Todo mundo reclama do trânsito, das filas nos cinemas e teatros, da espera nos restaurantes, dos parques públicos congestionados, da dificuldade em comprar ingressos para espetáculos, shows e exposições internacionais, das confusões nos domingos de clássico no futebol, dos ônibus e trens lotados e da distância do trabalho. Porém, poucos estão dispostos a abdicar do acesso à cultura, ao lazer, ao ensino, à gastronomia, à assistência médica, a salários mais elevados e à infraestrutura e facilidades presentes nas metrópoles.
Essa contradição cotidiana dos brasileiros que habitam São Paulo, Rio de Janeiro e outras grandes cidades é o sintoma psicossocial do equivocado modelo de desenvolvimento urbano do País. Este, obviamente, decorre da concentração da atividade econômica, provocada por uma serie de fatores os quais não cabe aqui analisar. Estabeleceu-se um círculo vicioso: quanto mais gente, maior a demanda de tudo o que os indivíduos precisam e apreciam; quanto mais se atende a essa procura, a cidade torna-se mais atraente, oferta mais empregos e atrai número cada vez maior de moradores. A metrópole se retroalimenta.
Como romper esse paradigma histórico do desenvolvimento urbano brasileiro? A resposta é teoricamente simples, mas muito complexa em termos práticos: realizando-se um processo eficaz de descentralização. Há bons exemplos de cidades bem-sucedidas quanto à qualidade da vida e oferta de serviços, lazer, cultura, saúde e educação. Santos, Campinas, Ribeirão Preto, São José do Rio Preto, Sorocaba, Bauru, Presidente Prudente, Joinville, Blumenau, Niterói, Caxias, Campina Grande e Londrina, dentre outras, são municípios que, ao longo dos anos, fomentaram sua economia, criaram oferta adequada de infraestrutura, tiveram crescimento demográfico e atenuaram o êxodo de sua população.

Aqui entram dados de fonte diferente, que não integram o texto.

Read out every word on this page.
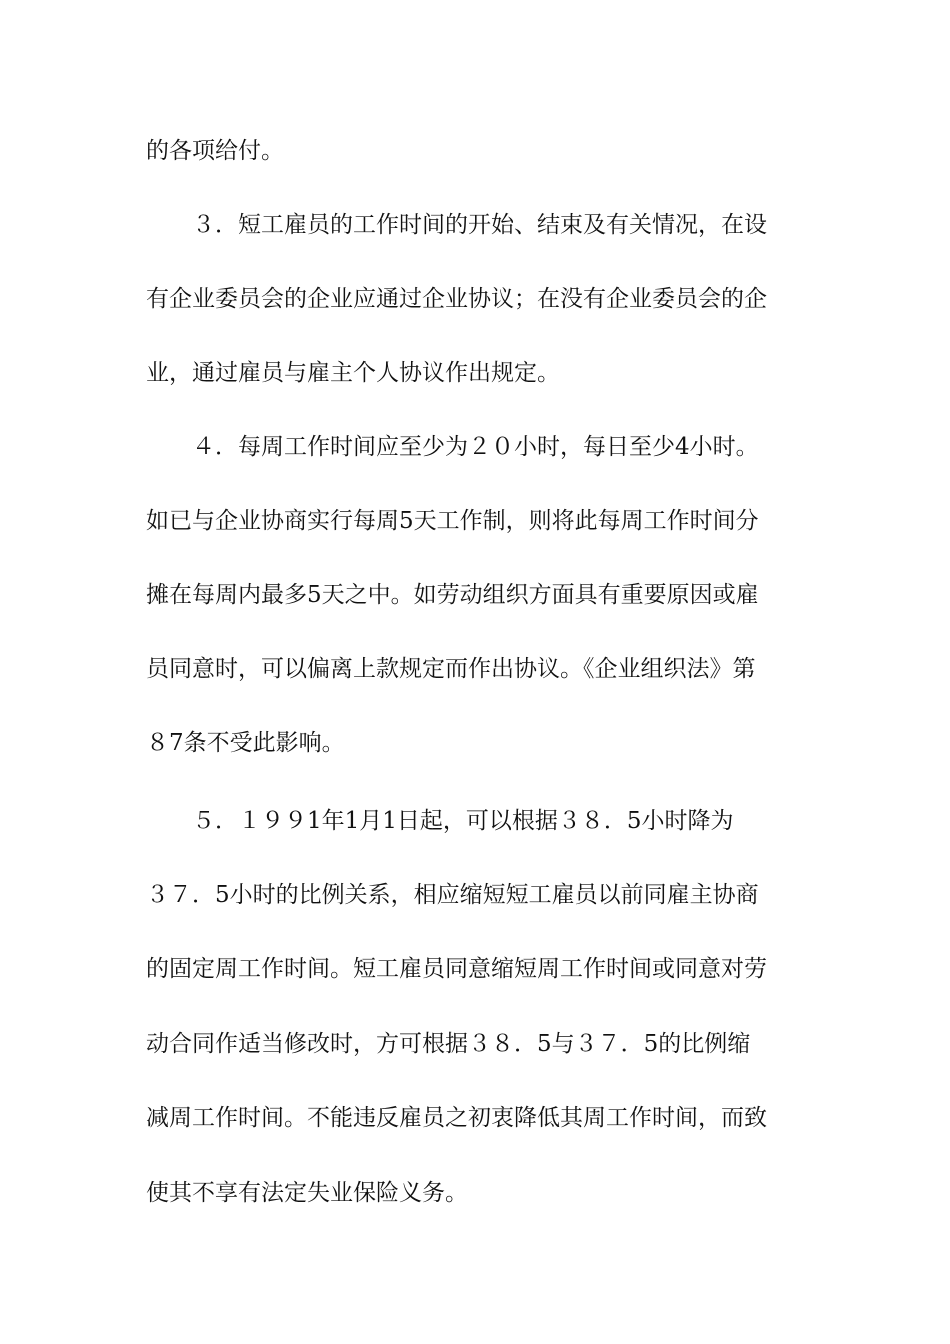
的各项给付。
　　３．短工雇员的工作时间的开始、结束及有关情况，在设
有企业委员会的企业应通过企业协议；在没有企业委员会的企
业，通过雇员与雇主个人协议作出规定。
　　４．每周工作时间应至少为２０小时，每日至少4小时。
如已与企业协商实行每周5天工作制，则将此每周工作时间分
摊在每周内最多5天之中。如劳动组织方面具有重要原因或雇
员同意时，可以偏离上款规定而作出协议。《企业组织法》第
８7条不受此影响。
　　５．１９９1年1月1日起，可以根据３８．5小时降为
３７．5小时的比例关系，相应缩短短工雇员以前同雇主协商
的固定周工作时间。短工雇员同意缩短周工作时间或同意对劳
动合同作适当修改时，方可根据３８．5与３７．5的比例缩
减周工作时间。不能违反雇员之初衷降低其周工作时间，而致
使其不享有法定失业保险义务。
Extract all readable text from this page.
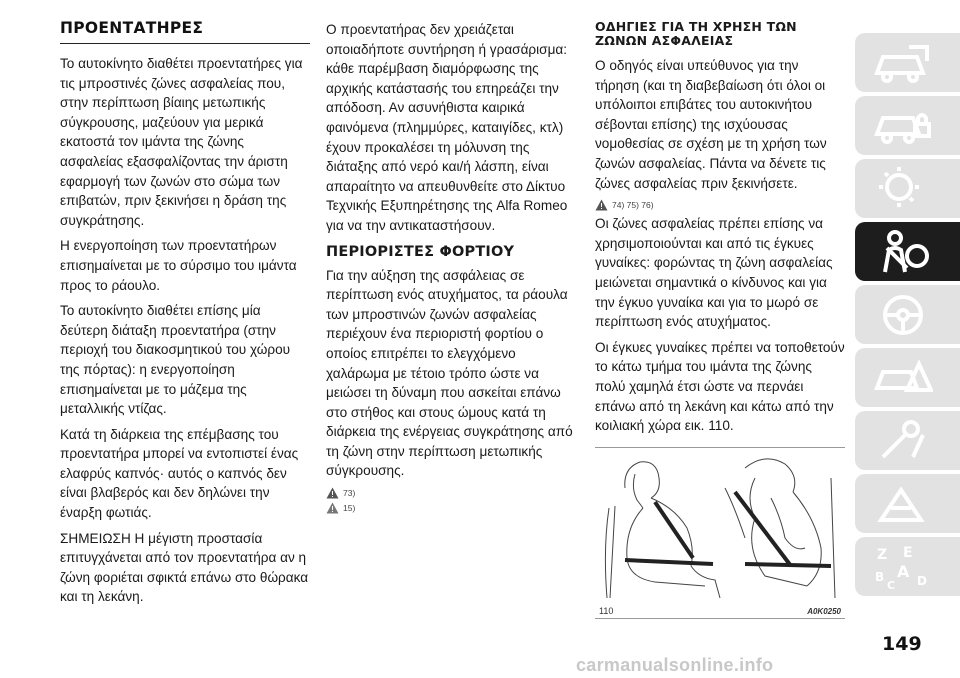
ΠΡΟΕΝΤΑΤΗΡΕΣ

Το αυτοκίνητο διαθέτει προεντατήρες για τις μπροστινές ζώνες ασφαλείας που, στην περίπτωση βίαιης μετωπικής σύγκρουσης, μαζεύουν για μερικά εκατοστά τον ιμάντα της ζώνης ασφαλείας εξασφαλίζοντας την άριστη εφαρμογή των ζωνών στο σώμα των επιβατών, πριν ξεκινήσει η δράση της συγκράτησης.

Η ενεργοποίηση των προεντατήρων επισημαίνεται με το σύρσιμο του ιμάντα προς το ράουλο.

Το αυτοκίνητο διαθέτει επίσης μία δεύτερη διάταξη προεντατήρα (στην περιοχή του διακοσμητικού του χώρου της πόρτας): η ενεργοποίηση επισημαίνεται με το μάζεμα της μεταλλικής ντίζας.

Κατά τη διάρκεια της επέμβασης του προεντατήρα μπορεί να εντοπιστεί ένας ελαφρύς καπνός· αυτός ο καπνός δεν είναι βλαβερός και δεν δηλώνει την έναρξη φωτιάς.

ΣΗΜΕΙΩΣΗ Η μέγιστη προστασία επιτυγχάνεται από τον προεντατήρα αν η ζώνη φοριέται σφικτά επάνω στο θώρακα και τη λεκάνη.

Ο προεντατήρας δεν χρειάζεται οποιαδήποτε συντήρηση ή γρασάρισμα: κάθε παρέμβαση διαμόρφωσης της αρχικής κατάστασής του επηρεάζει την απόδοση. Αν ασυνήθιστα καιρικά φαινόμενα (πλημμύρες, καταιγίδες, κτλ) έχουν προκαλέσει τη μόλυνση της διάταξης από νερό και/ή λάσπη, είναι απαραίτητο να απευθυνθείτε στο Δίκτυο Τεχνικής Εξυπηρέτησης της Alfa Romeo για να την αντικαταστήσουν.

ΠΕΡΙΟΡΙΣΤΕΣ ΦΟΡΤΙΟΥ

Για την αύξηση της ασφάλειας σε περίπτωση ενός ατυχήματος, τα ράουλα των μπροστινών ζωνών ασφαλείας περιέχουν ένα περιοριστή φορτίου ο οποίος επιτρέπει το ελεγχόμενο χαλάρωμα με τέτοιο τρόπο ώστε να μειώσει τη δύναμη που ασκείται επάνω στο στήθος και στους ώμους κατά τη διάρκεια της ενέργειας συγκράτησης από τη ζώνη στην περίπτωση μετωπικής σύγκρουσης.

73)
15)
ΟΔΗΓΙΕΣ ΓΙΑ ΤΗ ΧΡΗΣΗ ΤΩΝ
ΖΩΝΩΝ ΑΣΦΑΛΕΙΑΣ

Ο οδηγός είναι υπεύθυνος για την τήρηση (και τη διαβεβαίωση ότι όλοι οι υπόλοιποι επιβάτες του αυτοκινήτου σέβονται επίσης) της ισχύουσας νομοθεσίας σε σχέση με τη χρήση των ζωνών ασφαλείας. Πάντα να δένετε τις ζώνες ασφαλείας πριν ξεκινήσετε.

74) 75) 76)

Οι ζώνες ασφαλείας πρέπει επίσης να χρησιμοποιούνται και από τις έγκυες γυναίκες: φορώντας τη ζώνη ασφαλείας μειώνεται σημαντικά ο κίνδυνος και για την έγκυο γυναίκα και για το μωρό σε περίπτωση ενός ατυχήματος.

Οι έγκυες γυναίκες πρέπει να τοποθετούν το κάτω τμήμα του ιμάντα της ζώνης πολύ χαμηλά έτσι ώστε να περνάει επάνω από τη λεκάνη και κάτω από την κοιλιακή χώρα εικ. 110.

110	A0K0250
149
Z E
B A D
C
carmanualsonline.info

Entretanto, num Brasil com 200 milhões de habitantes, essas cidades médias e grandes são insuficientes para atender, em volume, aos crescentes anseios de estudo, trabalho e inserção cosmopolita dos jovens. Assim, as promessas contidas nos ideários das metrópoles são sedutoras, irresistíveis! Por isso, São Paulo e a maioria das capitais continuam crescendo desproporcionalmente.
Mudanças eficazes nesse modelo de desenvolvimento urbano extrapolam a capacidade dos municípios. É necessário um plano nacional, com a participação dos governos estaduais para a multiplicação de microrregiões de fomento econômico. A alternativa unilateral de concessão de incentivos fiscais por parte das prefeituras para atrair investimentos e empresas, que apresentou alguns exemplos de sucesso, parece ter atingido um ponto de saturação, pois todos buscam esse mesmo caminho.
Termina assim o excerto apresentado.